Here is some code to answer the question below:
packet = StringIO.StringIO()
can = canvas.Canvas(packet, pagesize=letter)
<do something with canvas>
can.save()
packet.seek(0)
input = PdfFileReader(packet)
From here you can merge the pages of the input file with another document.
pdfrw will let you read in pages from an existing PDF and draw them to a reportlab canvas (similar to drawing an image). There are examples for this in the pdfrw examples/rl1 subdirectory on github. Disclaimer: I am the pdfrw author.
cpdf will do the job from the command-line.

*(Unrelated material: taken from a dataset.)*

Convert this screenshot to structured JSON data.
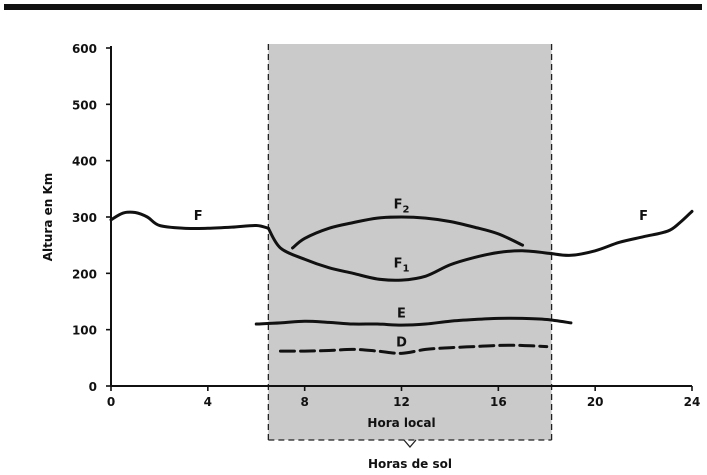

It isn't python, though (afaik):
cpdf -add-text "Line of text" input.pdf -o output .pdf
Leveraging David Dehghan's answer above, the following works in Python 2.7.13:
from PyPDF2 import PdfFileWriter, PdfFileReader, PdfFileMerger
import StringIO
from reportlab.pdfgen import canvas
from reportlab.lib.pagesizes import letter
packet = StringIO.StringIO()
# create a new PDF with Reportlab
can = canvas.Canvas(packet, pagesize=letter)
can.drawString(290, 720, "Hello world")
can.save()
#move to the beginning of the StringIO buffer
packet.seek(0)
new_pdf = PdfFileReader(packet)
# read your existing PDF
existing_pdf = PdfFileReader("original.pdf")
output = PdfFileWriter()
# add the "watermark" (which is the new pdf) on the existing page
page = existing_pdf.getPage(0)
page.mergePage(new_pdf.getPage(0))
output.addPage(page)
# finally, write "output" to a real file
outputStream = open("destination.pdf", "wb")
output.write(outputStream)
outputStream.close()
Don't use mergePage, It may not work for some pdfs
You should use mergeRotatedTranslatedPage
from PyPDF2 import PdfFileWriter, PdfFileReader
import io
from reportlab.pdfgen.canvas import Canvas
page_to_merge = 0 #Refers to the First page of PDF
xcoor = 250 #To be changed according to your pdf
ycoor = 650 #To be changed according to your pdf
input_pdf = PdfFileReader(open("Source.pdf", "rb"))
page_count = input_pdf.getNumPages()
inputpdf_page_to_be_merged = input_pdf.getPage(page_to_merge)
packet = io.BytesIO()
c = Canvas(packet,pagesize=(inputpdf_page_to_be_merged.mediaBox.getWidth(),inputpdf_page_to_be_merged.mediaBox.getHeight()))
c.drawString(xcoor,ycoor,"Hello World")
c.save()
packet.seek(0)
overlay_pdf = PdfFileReader(packet)
overlay = overlay_pdf.getPage(0)
output = PdfFileWriter()
for PAGE in range(page_count):
if PAGE == page_to_merge:
inputpdf_page_to_be_merged.mergeRotatedTranslatedPage(overlay,
inputpdf_page_to_be_merged.get('/Rotate') or 0,
overlay.mediaBox.getWidth()/2, overlay.mediaBox.getWidth()/2)
output.addPage(inputpdf_page_to_be_merged)
else:
Page_in_pdf = input_pdf.getPage(PAGE)
output.addPage(Page_in_pdf)
outputStream = open("destination.pdf", "wb")
output.write(outputStream)
outputStream.close()
If you're on Windows, this might work:
PDF Creator Pilot
There's also a whitepaper of a PDF creation and editing framework in Python. It's a little dated, but maybe can give you some useful info:
Using Python as PDF Editing and Processing Framework
You may have better luck breaking the problem down into converting PDF into an editable format, writing your changes, then converting it back into PDF. I don't know of a library that lets you directly edit PDF but there are plenty of converters between DOC and PDF for example.